I don't know what it is. I've never - probably never? - felt so comfortable around another person, not enough to actually (try and) discuss my internal issues, enough to try new things that I may not have even considered before. And while I'm probably not exactly open compared to other people, where I've come to be is pretty out there for me. The problem is that I'm more of a listener as compared to someone who may openly spill everything in their head, and you definitely made sure to point out that this bothers you - that you want to feel lost in conversation with me, and that I need to work on offering that. Fuck. How?
I know that I don't say the things that I should often enough, and I that I need to make it a point to. I want you to know how fucking brilliant you are - do you even realize that? That you're a talented, gorgeous person who can do so much better for himself? I won't tell you that it will be easy, because I don't believe anywhere inside of me that it will. And I'm not saying that you can accomplish this tomorrow. But it can happen, and it needs to happen. You deserve for it to happen.
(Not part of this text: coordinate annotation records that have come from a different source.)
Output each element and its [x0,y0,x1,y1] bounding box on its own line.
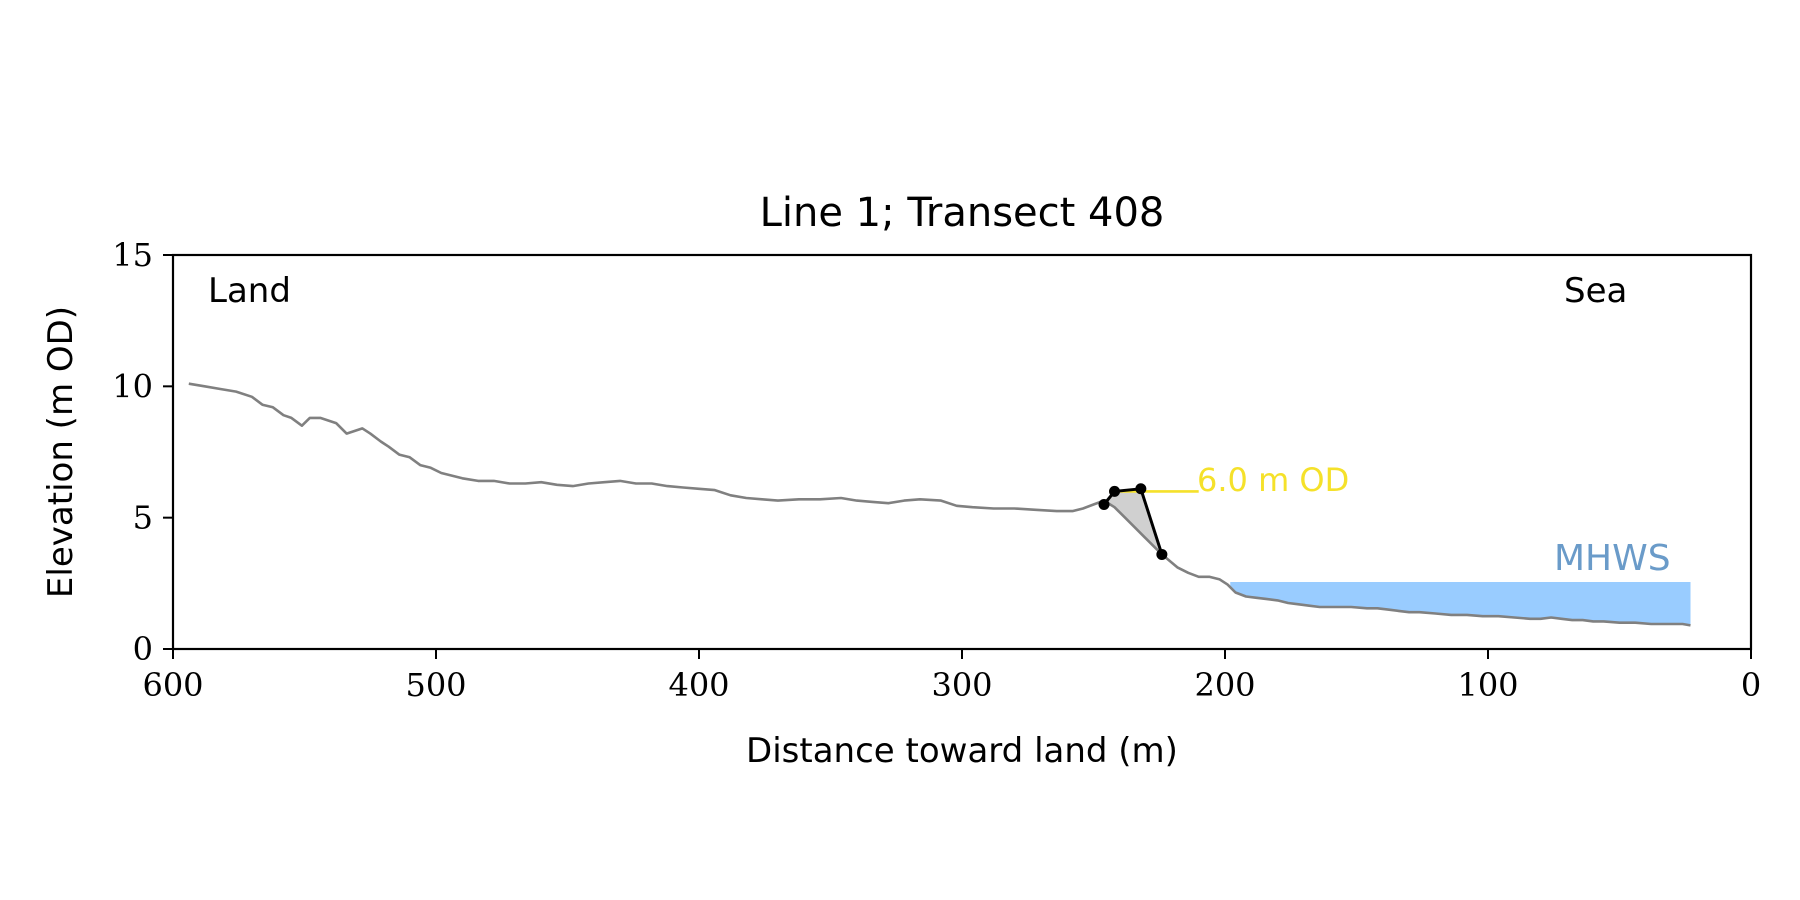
axis-ticks: 600 500 400 300 200 100 0 0 5 10 15 [112,236,1761,704]
x-tick-label: 100 [1457,666,1518,704]
y-tick-label: 0 [133,630,153,668]
x-tick-label: 600 [142,666,203,704]
feature-point-3 [1135,483,1147,495]
x-axis-label: Distance toward land (m) [746,731,1178,771]
x-tick-label: 0 [1741,666,1761,704]
feature-shaded-area [1104,488,1162,555]
chart-title: Line 1; Transect 408 [760,190,1165,236]
y-axis-label: Elevation (m OD) [41,306,81,598]
x-tick-label: 400 [668,666,729,704]
x-tick-label: 500 [405,666,466,704]
feature-point-1 [1098,499,1110,511]
feature-point-2 [1109,485,1121,497]
sea-annotation: Sea [1564,271,1627,311]
x-tick-label: 300 [931,666,992,704]
elevation-profile-line [188,382,1691,627]
feature-line [1102,487,1164,555]
y-tick-label: 10 [112,367,153,405]
mhws-label: MHWS [1554,538,1671,579]
x-tick-label: 200 [1194,666,1255,704]
feature-point-4 [1156,548,1168,560]
mhws-water-fill [1230,582,1691,626]
land-annotation: Land [208,271,291,311]
plot-area [188,382,1691,627]
y-tick-label: 15 [112,236,153,274]
y-tick-label: 5 [133,499,153,537]
od-line-label: 6.0 m OD [1197,461,1349,499]
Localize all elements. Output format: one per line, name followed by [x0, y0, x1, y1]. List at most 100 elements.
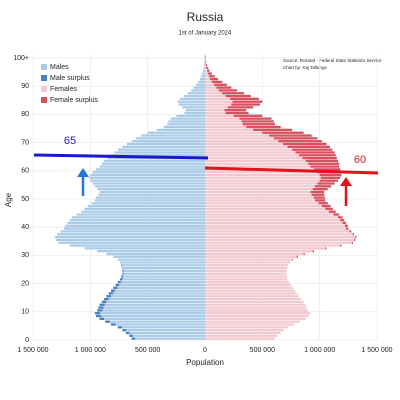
female-bar [205, 320, 301, 323]
male-bar [97, 250, 205, 253]
male-bar [121, 275, 205, 278]
male-surplus [121, 264, 122, 267]
female-surplus [225, 111, 249, 115]
y-tick-label: 70 [21, 139, 29, 146]
male-bar [96, 196, 205, 199]
female-bar [205, 323, 295, 326]
female-surplus [310, 165, 340, 168]
female-surplus [269, 134, 312, 137]
female-bar [205, 142, 327, 146]
female-bar [205, 199, 326, 202]
male-bar [125, 331, 205, 335]
female-surplus [354, 238, 356, 242]
male-surplus [113, 286, 118, 289]
female-surplus [312, 188, 328, 191]
x-tick-label: 500 000 [250, 347, 275, 354]
female-bar [205, 145, 330, 148]
male-bar [110, 289, 205, 292]
female-bar [205, 190, 325, 194]
female-surplus [232, 100, 263, 103]
female-bar [205, 317, 306, 320]
male-bar [113, 255, 205, 258]
legend-label: Female surplus [50, 97, 98, 104]
female-bar [205, 300, 304, 304]
male-bar [156, 128, 205, 132]
female-bar [205, 297, 302, 301]
male-bar [200, 75, 205, 78]
male-bar [81, 210, 205, 213]
male-bar [131, 337, 205, 340]
male-bar [202, 72, 205, 75]
x-tick-label: 1 000 000 [304, 347, 335, 354]
male-bar [97, 309, 205, 312]
female-surplus [344, 224, 348, 227]
y-axis-label: Age [4, 192, 13, 207]
legend-label: Males [50, 64, 69, 71]
female-bar [205, 250, 314, 253]
y-tick-label: 20 [21, 280, 29, 287]
male-bar [97, 188, 205, 191]
female-bar [205, 216, 343, 219]
female-surplus [242, 123, 275, 126]
male-surplus [101, 300, 107, 304]
female-bar [205, 255, 298, 258]
female-bar [205, 264, 289, 267]
male-bar [106, 295, 205, 298]
male-surplus [121, 275, 124, 278]
female-bar [205, 261, 290, 264]
female-bar [205, 289, 296, 292]
female-surplus [319, 179, 339, 182]
male-bar [131, 140, 205, 143]
male-bar [122, 329, 205, 332]
female-bar [205, 219, 345, 222]
female-surplus [320, 176, 341, 179]
arrow-head [77, 168, 89, 177]
female-surplus [349, 230, 352, 233]
female-surplus [321, 204, 331, 208]
male-bar [204, 61, 205, 64]
female-surplus [278, 140, 322, 143]
male-bar [69, 219, 206, 222]
female-surplus [222, 92, 244, 95]
female-bar [205, 193, 325, 196]
male-bar [122, 272, 205, 275]
female-bar [205, 131, 304, 134]
female-bar [205, 306, 307, 309]
male-bar [204, 63, 205, 67]
x-axis-label: Population [186, 358, 224, 367]
male-bar [203, 66, 205, 69]
female-bar [205, 125, 281, 129]
male-bar [76, 213, 205, 216]
female-bar [205, 173, 342, 177]
male-bar [104, 159, 205, 163]
female-bar [205, 241, 353, 244]
female-bar [205, 286, 293, 289]
female-bar [205, 151, 335, 154]
legend-swatch [41, 86, 47, 92]
male-bar [106, 252, 205, 256]
annotation-label: 65 [64, 135, 76, 147]
male-bar [168, 120, 205, 123]
male-bar [99, 190, 205, 194]
male-bar [191, 89, 205, 92]
annotations [33, 153, 379, 206]
female-surplus [262, 131, 304, 134]
male-bar [89, 176, 205, 179]
male-bar [185, 109, 205, 112]
y-tick-label: 40 [21, 224, 29, 231]
female-surplus [241, 120, 274, 123]
male-bar [120, 278, 205, 281]
female-surplus [210, 78, 219, 81]
male-bar [117, 258, 205, 261]
female-surplus [239, 117, 272, 120]
female-surplus [287, 145, 330, 148]
female-surplus [253, 128, 293, 132]
female-surplus [317, 182, 335, 185]
male-bar [94, 185, 205, 188]
female-bar [205, 337, 275, 340]
female-surplus [328, 210, 336, 213]
y-tick-label: 30 [21, 252, 29, 259]
female-surplus [230, 97, 259, 101]
female-bar [205, 309, 308, 312]
male-surplus [120, 278, 123, 281]
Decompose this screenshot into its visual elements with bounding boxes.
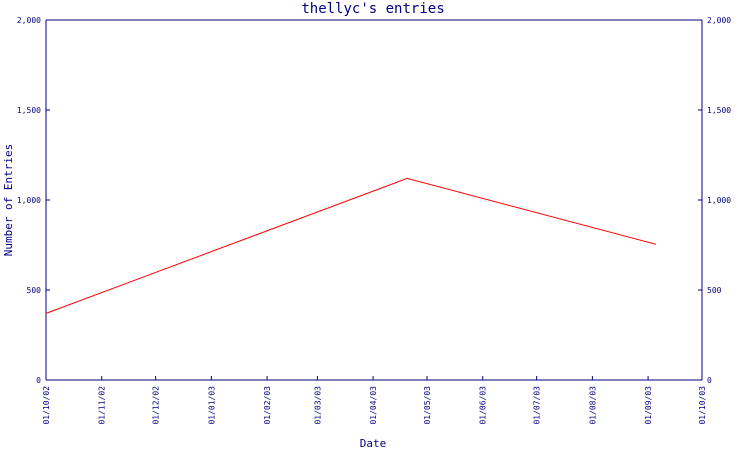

And even though this will probably make me sound like a complete hypocrite, I'd like to see you focus on the good in your life instead of constantly settling on the bad, because it's not the only thing you're ever going to have. I just want to see you absolutely, genuinely happy. That's probably the only thing I'm not willing to pass on here.
I'm sorry that you haven't had better in your life, that you don't hear these things often, that you don't feel like you're worthwhile, but I want you to know that I know that you deserve better.